L’Etat devenant totalitaire est la cible immédiate de la lutte. A partir du moment où le prolétaire tend à devenir un « working poor » de plus en plus « poor », un sans travail fixe souvent même sans domicile fixe, et où une part grandissante de son revenu de survie lui est payé par l’Etat, il en résulte que sa lutte tend à ne plus se focaliser sur le problème d’une hausse de salaire à arracher à tel ou tel capitaliste particulier, mais sur le problème d’une hausse de son revenu à arracher à l’Etat, « le » capitaliste global. Il n’y a pas assez de travail? Certes, et finalement tant mieux car il y a aussi beaucoup de richesses!
Cela rappelle toutes les thèses des années 90 sur le thème d’un « revenu à vie pour tous indépendant du travail » type allocation universelle (cf. les différentes propositions à l’époque des G. Aznar, A. Gorz, D. Meda, A. Lipietz, etc.), que j’avais critiquées absolument124 en ce que, prétendant résoudre cette question dans le cadre d’un « bon capitalisme », elles ne pouvaient que soit rester des utopies, soit aboutir concrètement à des résultats dérisoires, ce que l’on a vu avec le RMI français. Ces élucubrations ayant ainsi été vite et justement enterrées, il convient maintenant de reprendre cette question de façon plus réaliste.
Il faut un revenu de partage des richesses produites (essentiellement par les machines) en fonction des besoins de chacun et du partage de ce qui reste de travail contraint (ou restera une fois supprimés gaspillages et productions socialement nuisibles ou inutiles). Or il ne peut y avoir un partage de ce qui est produit s’il n’y en a pas de la possession de ce qui les produit, des moyens de production. C’est toujours ceux qui possèdent ces moyens, les maîtrisent, qui décident aussi, finalement, de l’affectation du produit. Ceci quelle que soit la forme plus ou moins « démocratique » sous laquelle se fait éventuellement cette affectation.

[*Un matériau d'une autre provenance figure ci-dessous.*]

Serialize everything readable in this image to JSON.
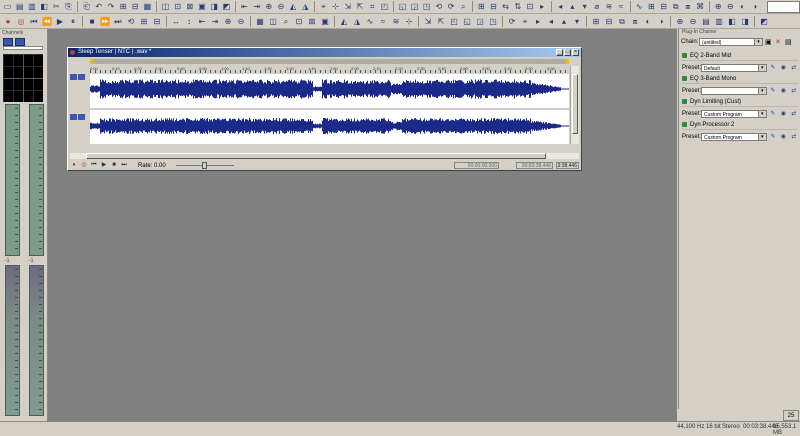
{
  "document": {
    "title": "Sleep Tenser | NTC | .wav *",
    "rate_label": "Rate: 0.00",
    "time_start": "00:00:00.000",
    "time_end": "00:03:38.446",
    "length": "3:38.446",
    "ruler_ticks": [
      "0:00",
      "0:10",
      "0:20",
      "0:30",
      "0:40",
      "0:50",
      "1:00",
      "1:10",
      "1:20",
      "1:30",
      "1:40",
      "1:50",
      "2:00",
      "2:10",
      "2:20",
      "2:30",
      "2:40",
      "2:50",
      "3:00",
      "3:10",
      "3:20",
      "3:30"
    ]
  },
  "left_panel": {
    "title": "Channels",
    "meter_top_labels": [
      "-1",
      "-1"
    ],
    "meter_bottom_labels": [
      "-1",
      "-1"
    ]
  },
  "right_panel": {
    "title": "Plug-In Chainer",
    "chain_label": "Chain:",
    "chain_value": "(untitled)",
    "plugins": [
      {
        "name": "EQ 2-Band Mid",
        "preset_label": "Preset:",
        "preset_value": "Default"
      },
      {
        "name": "EQ 3-Band Mono",
        "preset_label": "Preset:",
        "preset_value": ""
      },
      {
        "name": "Dyn Limiting (Cust)",
        "preset_label": "Preset:",
        "preset_value": "Custom Program"
      },
      {
        "name": "Dyn Processor 2",
        "preset_label": "Preset:",
        "preset_value": "Custom Program"
      }
    ]
  },
  "status_bar": {
    "items": [
      "44,100 Hz",
      "16 bit",
      "Stereo",
      "00:03:38.446",
      "15,553.1 MB"
    ],
    "corner": "25"
  },
  "colors": {
    "workspace": "#808080",
    "waveform": "#1b2a88",
    "titlebar": "#0a246a"
  }
}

Car la démocratie reste formelle tant que les conditions de la production de la vie et de la société appartiennent à une classe particulière.
Pas de lutte efficace pour le niveau de vie qui ne s’affronte à l’Etat jusqu’à le renverser, et pour renverser avec lui le rapport de production capitaliste dont il est plus que jamais le grand organisateur. Et qu’est-ce que renverser ce rapport, aujourd’hui le rapport précarisé? C’est se mettre dans le sens du mouvement réel, celui de la diminution du travail contraint, prolétaire – mouvement que la bourgeoisie bloque au prix de crises de plus en plus destructrices – mais pour le réaliser jusqu’au bout, jusqu’à la fin de la domination du travail contraint sur la vie prolétaire (à vrai dire d’ailleurs, c’est toute la vie du prolétaire qui est contrainte, et pas seulement dominée, du moins tant qu’il n’exerce pas sa liberté par une activité révolutionnaire). Jusqu’au bout, c’est donc jusqu’à la fin de l’ultime grande division du travail (i.e., de la propriété) capitaliste entre puissances intellectuelles et managériales d’un côté, et masse des exécutants dépouillés de l’autre125. Ce qui est la fin de la propriété privée des conditions de la production de la vie, et l’abolition des classes.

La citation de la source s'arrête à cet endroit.